In contrast, France has an official unemployment rate of 9.7%. This reflects the economic, political and social subordination which French imperialism has imposed on its colony.

 

Unfortunately, a group called “500 Brothers” plays an influential role in the protests. Marching in the streets of Cayenne dressed in black and wearing ski masks, they shout right-wing slogans calling to fight against delinquency and advocates “the eradication of squatters”, i.e. against the increasing number of migrants coming from North Brazil and Venezuela. Their spokesman named Mickaël Mancée stated that ““A dead thief is a thief who does not steal anymore” and “if petty criminals want war, we will wage it.”

 

France's "socialist" government of Hollande agreed to send an inter-ministerial mission composed of high-ranking administrators to try to find a compromise only after the people successfully blocked the entrance of the Kourou Spaceport and thus prevented the launching of rocket to space on 25 March.

 

However, any illusions would be mistaken.
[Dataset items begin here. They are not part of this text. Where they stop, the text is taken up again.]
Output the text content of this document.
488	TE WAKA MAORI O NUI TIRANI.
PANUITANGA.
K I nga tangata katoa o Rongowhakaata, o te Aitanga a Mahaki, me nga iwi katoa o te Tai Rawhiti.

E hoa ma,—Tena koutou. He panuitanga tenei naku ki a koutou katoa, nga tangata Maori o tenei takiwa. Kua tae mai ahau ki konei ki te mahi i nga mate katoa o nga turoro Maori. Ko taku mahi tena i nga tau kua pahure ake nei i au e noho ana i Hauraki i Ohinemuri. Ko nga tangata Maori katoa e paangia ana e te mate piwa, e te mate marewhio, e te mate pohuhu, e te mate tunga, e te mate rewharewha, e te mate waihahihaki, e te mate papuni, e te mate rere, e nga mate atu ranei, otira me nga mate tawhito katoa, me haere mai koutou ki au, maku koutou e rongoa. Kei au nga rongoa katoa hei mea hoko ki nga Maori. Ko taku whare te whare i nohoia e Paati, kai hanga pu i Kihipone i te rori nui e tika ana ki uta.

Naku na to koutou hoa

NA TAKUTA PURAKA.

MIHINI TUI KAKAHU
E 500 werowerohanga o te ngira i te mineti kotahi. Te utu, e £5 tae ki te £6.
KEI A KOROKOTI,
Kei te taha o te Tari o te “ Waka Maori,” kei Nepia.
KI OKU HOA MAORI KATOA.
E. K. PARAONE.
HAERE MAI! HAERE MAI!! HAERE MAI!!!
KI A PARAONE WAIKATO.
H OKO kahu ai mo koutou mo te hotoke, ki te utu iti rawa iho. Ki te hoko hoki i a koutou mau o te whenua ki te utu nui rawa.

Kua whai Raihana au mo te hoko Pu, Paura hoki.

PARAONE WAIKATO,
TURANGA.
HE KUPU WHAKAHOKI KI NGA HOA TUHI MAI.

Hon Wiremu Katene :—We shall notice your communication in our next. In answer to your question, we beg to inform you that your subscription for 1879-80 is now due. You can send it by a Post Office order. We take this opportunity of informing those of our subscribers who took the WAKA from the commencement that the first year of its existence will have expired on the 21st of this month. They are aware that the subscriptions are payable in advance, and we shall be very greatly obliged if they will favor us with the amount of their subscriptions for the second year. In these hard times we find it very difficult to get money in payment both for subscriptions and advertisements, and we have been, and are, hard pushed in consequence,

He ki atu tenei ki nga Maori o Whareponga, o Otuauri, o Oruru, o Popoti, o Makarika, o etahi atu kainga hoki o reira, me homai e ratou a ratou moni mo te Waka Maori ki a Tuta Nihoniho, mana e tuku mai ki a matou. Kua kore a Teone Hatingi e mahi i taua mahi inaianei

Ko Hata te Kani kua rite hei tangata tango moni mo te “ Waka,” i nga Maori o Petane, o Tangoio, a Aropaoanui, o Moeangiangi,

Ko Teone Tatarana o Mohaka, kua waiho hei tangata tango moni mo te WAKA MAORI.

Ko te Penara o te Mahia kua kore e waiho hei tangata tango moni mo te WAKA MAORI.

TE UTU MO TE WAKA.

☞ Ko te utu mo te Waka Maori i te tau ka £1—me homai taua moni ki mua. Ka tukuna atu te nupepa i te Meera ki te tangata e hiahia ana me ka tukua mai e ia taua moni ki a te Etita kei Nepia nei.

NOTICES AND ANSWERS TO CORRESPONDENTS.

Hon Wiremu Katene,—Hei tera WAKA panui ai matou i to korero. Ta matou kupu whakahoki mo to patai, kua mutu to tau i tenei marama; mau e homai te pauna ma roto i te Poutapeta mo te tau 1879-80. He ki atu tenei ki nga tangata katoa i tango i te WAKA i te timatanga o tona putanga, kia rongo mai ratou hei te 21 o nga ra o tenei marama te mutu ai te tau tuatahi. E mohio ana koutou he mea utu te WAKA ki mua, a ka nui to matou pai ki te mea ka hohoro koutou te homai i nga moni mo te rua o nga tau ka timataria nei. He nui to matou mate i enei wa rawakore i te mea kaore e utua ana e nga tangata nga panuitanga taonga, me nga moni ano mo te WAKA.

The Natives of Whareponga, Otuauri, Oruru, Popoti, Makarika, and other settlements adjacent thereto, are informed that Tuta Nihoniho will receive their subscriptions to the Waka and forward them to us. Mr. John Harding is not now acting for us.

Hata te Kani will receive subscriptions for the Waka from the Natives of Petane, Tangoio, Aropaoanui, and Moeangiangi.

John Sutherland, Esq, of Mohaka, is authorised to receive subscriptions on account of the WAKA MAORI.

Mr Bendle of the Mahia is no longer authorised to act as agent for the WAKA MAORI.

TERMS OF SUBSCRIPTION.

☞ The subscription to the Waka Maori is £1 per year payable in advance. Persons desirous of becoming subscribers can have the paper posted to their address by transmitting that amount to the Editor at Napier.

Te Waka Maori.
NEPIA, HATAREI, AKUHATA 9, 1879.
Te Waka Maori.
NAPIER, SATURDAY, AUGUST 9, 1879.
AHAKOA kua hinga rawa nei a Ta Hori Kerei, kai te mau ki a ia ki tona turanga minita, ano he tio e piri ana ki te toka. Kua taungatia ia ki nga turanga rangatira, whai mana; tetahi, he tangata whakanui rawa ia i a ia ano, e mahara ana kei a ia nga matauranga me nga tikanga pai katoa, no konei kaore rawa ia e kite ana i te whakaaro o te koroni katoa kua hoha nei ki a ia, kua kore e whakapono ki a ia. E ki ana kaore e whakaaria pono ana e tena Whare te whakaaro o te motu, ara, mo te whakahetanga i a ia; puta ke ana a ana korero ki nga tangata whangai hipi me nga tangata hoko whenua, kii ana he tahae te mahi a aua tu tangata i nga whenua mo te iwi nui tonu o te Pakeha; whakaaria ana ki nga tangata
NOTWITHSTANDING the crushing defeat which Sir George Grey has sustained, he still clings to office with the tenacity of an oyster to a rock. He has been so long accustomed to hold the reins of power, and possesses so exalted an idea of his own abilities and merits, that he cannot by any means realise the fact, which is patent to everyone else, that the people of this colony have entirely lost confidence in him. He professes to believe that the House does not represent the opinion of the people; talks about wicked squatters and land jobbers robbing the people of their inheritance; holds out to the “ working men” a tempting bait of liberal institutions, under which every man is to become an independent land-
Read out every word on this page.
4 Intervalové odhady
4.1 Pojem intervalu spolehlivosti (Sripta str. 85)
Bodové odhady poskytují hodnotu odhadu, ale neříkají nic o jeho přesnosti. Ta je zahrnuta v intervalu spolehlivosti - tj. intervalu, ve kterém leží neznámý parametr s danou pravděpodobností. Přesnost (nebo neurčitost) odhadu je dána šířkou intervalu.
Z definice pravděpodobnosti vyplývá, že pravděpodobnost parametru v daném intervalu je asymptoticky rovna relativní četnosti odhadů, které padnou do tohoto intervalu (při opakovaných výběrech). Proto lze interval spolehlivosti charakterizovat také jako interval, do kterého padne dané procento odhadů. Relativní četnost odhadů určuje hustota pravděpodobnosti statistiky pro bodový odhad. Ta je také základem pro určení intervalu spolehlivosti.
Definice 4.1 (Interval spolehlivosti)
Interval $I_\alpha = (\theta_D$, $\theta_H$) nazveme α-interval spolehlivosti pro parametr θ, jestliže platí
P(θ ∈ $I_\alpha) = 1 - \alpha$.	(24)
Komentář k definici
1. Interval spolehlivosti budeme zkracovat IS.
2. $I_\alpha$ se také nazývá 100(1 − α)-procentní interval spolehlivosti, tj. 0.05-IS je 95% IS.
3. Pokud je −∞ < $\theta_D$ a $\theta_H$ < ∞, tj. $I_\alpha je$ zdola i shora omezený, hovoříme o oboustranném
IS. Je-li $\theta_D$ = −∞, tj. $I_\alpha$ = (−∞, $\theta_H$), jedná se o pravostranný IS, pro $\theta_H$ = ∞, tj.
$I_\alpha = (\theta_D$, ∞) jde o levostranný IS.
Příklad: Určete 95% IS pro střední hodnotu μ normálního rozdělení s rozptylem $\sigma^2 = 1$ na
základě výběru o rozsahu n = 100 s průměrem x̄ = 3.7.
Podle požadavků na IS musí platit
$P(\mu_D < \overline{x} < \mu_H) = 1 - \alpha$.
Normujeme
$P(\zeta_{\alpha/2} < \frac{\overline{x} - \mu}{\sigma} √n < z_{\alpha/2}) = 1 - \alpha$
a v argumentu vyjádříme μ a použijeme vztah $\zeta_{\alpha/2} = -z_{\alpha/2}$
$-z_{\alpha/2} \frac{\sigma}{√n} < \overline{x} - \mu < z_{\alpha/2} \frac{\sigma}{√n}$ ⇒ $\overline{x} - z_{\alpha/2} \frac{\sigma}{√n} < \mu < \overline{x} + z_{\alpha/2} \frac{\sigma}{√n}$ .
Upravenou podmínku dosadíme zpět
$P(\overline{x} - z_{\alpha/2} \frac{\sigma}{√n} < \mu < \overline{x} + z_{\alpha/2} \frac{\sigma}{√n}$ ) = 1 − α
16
These representatives of the French government have nothing to offer the working class of Guyana. They only want to control the unrest of the people and guarantee the exploitation and the profits.

 

It is crucial that the working class does not rely on the leadership of the 500 Brothers and the trade union bureaucracy. Committees of action should be built in all workplaces and neighborhoods and their delegates should meet for a national congress of struggle to lead the general strike as well as any negotiations with the authorities. It is also necessary to create committees of self-defense against the state repression as well as potential attacks by the right-wing groups.

 

Socialists in mainland France should call for solidarity of the French unions and workers parties with their brothers and sisters in Guiana.

 

The RCIT unconditionally supports the right of national self-determination of the Guiana people and advocates an independent workers and peasant republic as part of a socialist federation of Latin America and the Caribbean.

 

To counter the influence of the reformist Socialist Party as well as the right-wing 500 Brothers and to outline a socialist perspective for the struggle, it is urgent to build a revolutionary workers party as part of a world revolutionary party. The RCIT calls on all authentic revolutionaries to unite on the basis of a revolutionary platform in order to create an international revolutionary organization as a first step towards the creation of such a world party.